Stephane Dujarric, Juru Bicara Sekretaris Jenderal Perserikatan Bangsa-Bangsa, menyampaikan pesan kecaman berikut sebagai tanggapan: “Komisaris Tinggi Hak Asasi Manusia Michel Bachelet mengecam keras pemenggalan kepala 37 pria, terlepas dari seruan berulang kali oleh sistem hak asasi manusia PBB tentang kurangnya proses hukum dan jaminan jejak yang adil, tuduhan bahwa pengakuan diperoleh melalui penyiksaan, dan usia dari beberapa yang dieksekusi.
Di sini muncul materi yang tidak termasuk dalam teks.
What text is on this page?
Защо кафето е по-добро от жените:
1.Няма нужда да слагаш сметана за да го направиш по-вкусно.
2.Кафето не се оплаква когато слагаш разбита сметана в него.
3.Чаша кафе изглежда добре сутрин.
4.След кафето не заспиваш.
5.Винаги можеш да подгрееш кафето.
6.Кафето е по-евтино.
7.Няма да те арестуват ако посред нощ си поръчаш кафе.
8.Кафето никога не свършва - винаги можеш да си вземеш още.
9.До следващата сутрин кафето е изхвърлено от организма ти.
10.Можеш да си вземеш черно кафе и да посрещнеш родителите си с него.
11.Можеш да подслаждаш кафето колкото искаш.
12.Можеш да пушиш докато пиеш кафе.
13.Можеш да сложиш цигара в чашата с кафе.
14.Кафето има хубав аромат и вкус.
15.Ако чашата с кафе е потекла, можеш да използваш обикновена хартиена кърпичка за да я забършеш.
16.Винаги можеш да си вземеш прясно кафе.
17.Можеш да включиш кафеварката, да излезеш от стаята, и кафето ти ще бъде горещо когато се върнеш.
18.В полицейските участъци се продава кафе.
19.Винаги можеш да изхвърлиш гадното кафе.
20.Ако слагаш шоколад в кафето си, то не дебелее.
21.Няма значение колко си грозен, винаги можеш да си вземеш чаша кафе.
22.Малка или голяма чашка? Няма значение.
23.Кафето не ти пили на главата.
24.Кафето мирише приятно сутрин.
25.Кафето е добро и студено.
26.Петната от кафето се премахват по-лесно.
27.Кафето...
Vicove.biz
Menurut informasi yang tersedia, setidaknya tiga dari mereka yang dieksekusi adalah anak di bawah umur pada saat mereka dijatuhi hukuman, dan kantor hak asasi manusia PBB sekarang mengatakan bahwa sebagian besar dari 37 itu adalah minoritas Muslim Syiah, beberapa juga terlibat dalam protes.”
 
Dihadapkan dengan tekanan internasional, Raja Saudi Salman memutuskan tahun lalu bahwa kejahatan yang dilakukan oleh anak di bawah umur – yaitu, siapa pun yang berusia di bawah 18 tahun – tidak akan lagi dihukum mati.
 
Pada bulan Maret 2021, hukuman mati dari beberapa orang terkenal, seperti Ali al-Nimr, Daud al-Marhoun dan Abdullah al-Zaher, diubah.
 
Mereka berusia antara 15 dan 17 tahun ketika mereka pertama kali ditangkap.
 
Namun, hukuman mati tetap menjadi kemungkinan yang berbeda bagi pria seperti Abdullah al-Huwaiti untuk kejahatan yang mereka lakukan saat masih anak-anak.
 
Lebih dari 26.000 orang telah menandatangani petisi Penangguhan Hukuman untuk mencegah eksekusinya.
 
"Dimana keadilannya?" Ibu al-Huwaiti mentweet dalam bahasa Arab pada 16 Juni.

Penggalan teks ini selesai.